My visit confirmed my impression of the need for additional accommodation and for improvement in the standard of accommodation. Special allocations have been made to the Board of £80,000 for 1956–57 and £150,000 for 1957–58 for the modernisation and improvement of mental and mental deficiency hospitals.
§ Mr. Howell
That information will be particularly well received in the Midlands, but does the Minister realise that the proposed new hospital will mostly be in replacement of St. George's at Stafford, which is already in a state of collapse, and that the best figures available to Members of Parliament show that in eight or nine years' time, if the increased incidence of mental illness continues, there will be no more beds available than there are now for people in this category? In view of the increase of accommodation, which we are pleased to note, may I ask the Minister to continue to keep a close watch on the position, especially of overcrowding?
§ Mr. Turton
I will, certainly. I will continue to give very close attention to this very difficult problem. But I think that the hon. Gentleman is taking rather too gloomy a view of the future. As I have said earlier to one of his hon. Friends, a great number of the patients in these hospitals are patients who could be accommodated in chronic sick hospitals. That is one of my additional problems. Also, I hope that in future 25 we shall be able to treat more of these patients outside hospitals and prevent them ever having to come in. I ask the hon. Gentleman not to take too gloomy a view.
§ Mr. Shurmer
Is the right hon. Gentleman aware that much of this overcrowding is caused by old people in mental hospitals who should be in half-way houses? While we appreciate the reconsideration of the allowance for two more old people's homes in Birmingham, may I ask the Minister to consider giving the local authorities the opportunity to open more of these homes? More beds will be available if we can keep the old people out of the mental hospitals.
§ Mr.
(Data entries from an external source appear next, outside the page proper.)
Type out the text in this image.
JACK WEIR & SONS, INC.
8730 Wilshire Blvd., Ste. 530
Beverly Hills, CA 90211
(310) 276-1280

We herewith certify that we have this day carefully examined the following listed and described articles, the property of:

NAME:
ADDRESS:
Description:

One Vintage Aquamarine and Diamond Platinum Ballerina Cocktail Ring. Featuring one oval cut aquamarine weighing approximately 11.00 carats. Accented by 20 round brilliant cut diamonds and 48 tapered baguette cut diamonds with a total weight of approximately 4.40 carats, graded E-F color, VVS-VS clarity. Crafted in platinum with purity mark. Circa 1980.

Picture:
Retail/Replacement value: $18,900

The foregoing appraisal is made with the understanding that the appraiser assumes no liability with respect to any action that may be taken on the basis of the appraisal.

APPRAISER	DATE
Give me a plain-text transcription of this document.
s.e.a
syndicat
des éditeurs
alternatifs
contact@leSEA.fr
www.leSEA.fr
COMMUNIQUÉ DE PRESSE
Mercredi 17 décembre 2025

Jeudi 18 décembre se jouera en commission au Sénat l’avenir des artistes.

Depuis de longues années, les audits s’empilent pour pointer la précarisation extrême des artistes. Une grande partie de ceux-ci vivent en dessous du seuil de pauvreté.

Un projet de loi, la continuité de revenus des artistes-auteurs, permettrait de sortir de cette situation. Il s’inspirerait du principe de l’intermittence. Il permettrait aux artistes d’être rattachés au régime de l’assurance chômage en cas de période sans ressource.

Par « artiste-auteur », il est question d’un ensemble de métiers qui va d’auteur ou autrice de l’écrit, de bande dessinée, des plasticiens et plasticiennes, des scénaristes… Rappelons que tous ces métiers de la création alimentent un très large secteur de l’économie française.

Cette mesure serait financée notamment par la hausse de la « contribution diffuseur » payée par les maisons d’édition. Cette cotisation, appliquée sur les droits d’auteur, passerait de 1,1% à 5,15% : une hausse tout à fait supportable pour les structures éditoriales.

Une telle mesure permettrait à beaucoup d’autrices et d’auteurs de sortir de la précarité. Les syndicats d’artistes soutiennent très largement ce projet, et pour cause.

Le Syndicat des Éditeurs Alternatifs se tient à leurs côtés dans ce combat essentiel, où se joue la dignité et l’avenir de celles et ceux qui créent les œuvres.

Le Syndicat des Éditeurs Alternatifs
Turton
I do not want to enter into an argument about the relative merits of half-way houses and old people's hostels. There is a difference of opinion there between the Guillebaud Report and the Phillips Report. What I did notice when I went round the hospitals was the very large number of old patients who, in my judgment, could have been accommodated in chronic sick wards. I do not think that they were the kind of patients who could be accommodated in the old peoples' hostels.